12.16 We will build a simple baseline. Here is a simple feature construction (called “local PCA” in the MNIST exercises). First, compute the first d principal components for each image class separately. Now for any image, compute a 10d dimensional feature vector by, for each class, subtracting that class mean from the image, then projecting the image onto the d principal components for that class. Finally, stack all 10 d dimensional features you get. This measures how much the difference between the image and the class mean looks like the difference between images of that class and the class mean. Use the local PCA construction to form features for the CIFAR 10 dataset. Use a package to train a decision forest to classify these images, using this feature vector. Compare the performance of this baseline to: (a) baselines on https://www.cs.toronto.edu/~kriz/cifar.html; and (b) chance.

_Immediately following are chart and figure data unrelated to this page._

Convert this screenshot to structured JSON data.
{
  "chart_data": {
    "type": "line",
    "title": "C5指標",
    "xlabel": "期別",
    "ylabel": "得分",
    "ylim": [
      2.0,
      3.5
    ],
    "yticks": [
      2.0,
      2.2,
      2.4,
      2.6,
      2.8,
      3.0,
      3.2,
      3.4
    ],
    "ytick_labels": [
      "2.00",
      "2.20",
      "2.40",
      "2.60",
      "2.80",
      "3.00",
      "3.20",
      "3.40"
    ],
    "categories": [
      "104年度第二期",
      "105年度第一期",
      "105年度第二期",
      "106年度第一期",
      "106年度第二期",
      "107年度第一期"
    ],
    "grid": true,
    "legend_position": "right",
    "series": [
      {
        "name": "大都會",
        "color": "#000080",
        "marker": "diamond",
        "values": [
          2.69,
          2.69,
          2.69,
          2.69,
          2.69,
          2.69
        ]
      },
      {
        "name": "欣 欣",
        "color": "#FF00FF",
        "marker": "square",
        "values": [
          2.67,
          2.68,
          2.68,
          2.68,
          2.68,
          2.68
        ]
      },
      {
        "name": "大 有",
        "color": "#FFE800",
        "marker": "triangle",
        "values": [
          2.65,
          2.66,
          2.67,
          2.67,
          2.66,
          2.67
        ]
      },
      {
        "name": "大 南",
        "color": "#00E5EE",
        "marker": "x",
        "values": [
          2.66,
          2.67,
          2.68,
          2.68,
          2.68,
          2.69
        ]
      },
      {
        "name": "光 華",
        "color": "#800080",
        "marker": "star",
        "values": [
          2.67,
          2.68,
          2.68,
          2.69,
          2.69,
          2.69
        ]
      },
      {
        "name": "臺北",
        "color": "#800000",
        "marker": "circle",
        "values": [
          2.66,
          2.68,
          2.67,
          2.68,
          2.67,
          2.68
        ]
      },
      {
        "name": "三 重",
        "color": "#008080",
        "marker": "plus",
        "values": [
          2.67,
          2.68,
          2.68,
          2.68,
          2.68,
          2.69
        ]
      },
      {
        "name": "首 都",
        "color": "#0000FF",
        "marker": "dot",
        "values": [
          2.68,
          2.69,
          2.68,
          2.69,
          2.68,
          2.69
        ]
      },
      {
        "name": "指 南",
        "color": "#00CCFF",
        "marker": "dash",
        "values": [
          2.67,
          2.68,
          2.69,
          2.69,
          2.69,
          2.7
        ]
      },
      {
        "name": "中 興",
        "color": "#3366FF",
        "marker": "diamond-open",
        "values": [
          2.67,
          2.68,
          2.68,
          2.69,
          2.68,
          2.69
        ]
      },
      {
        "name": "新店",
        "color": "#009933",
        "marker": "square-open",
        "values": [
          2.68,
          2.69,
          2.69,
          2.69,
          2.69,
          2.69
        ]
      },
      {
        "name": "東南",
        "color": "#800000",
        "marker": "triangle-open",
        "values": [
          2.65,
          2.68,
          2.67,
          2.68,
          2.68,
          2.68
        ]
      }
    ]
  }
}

12.17 We will use the simplest vector quantization and compare to the baseline of the previous exercise. Construct a dictionary using N 8 × 8 patches selected at random locations from randomly selected training images. Use k cluster centers, and (hierarchical) k-means to build your dictionary. Now carve your image into 8 × 8 patches, overlapping by 2, and vector quantize these patches. This will produce a k-dimensional histogram representing the image.

  1. (a)

    Use a package to train a decision forest to classify these images using the vector quantized feature, making a choice of N and k that seems reasonable to you. Evaluate the accuracy of this classifier on the test set.

  2. (b)

    Investigate the effects of changing N and k on the accuracy of your classifier.

12.18 Can you improve your MNIST classifiers using vector quantization strategies, as above?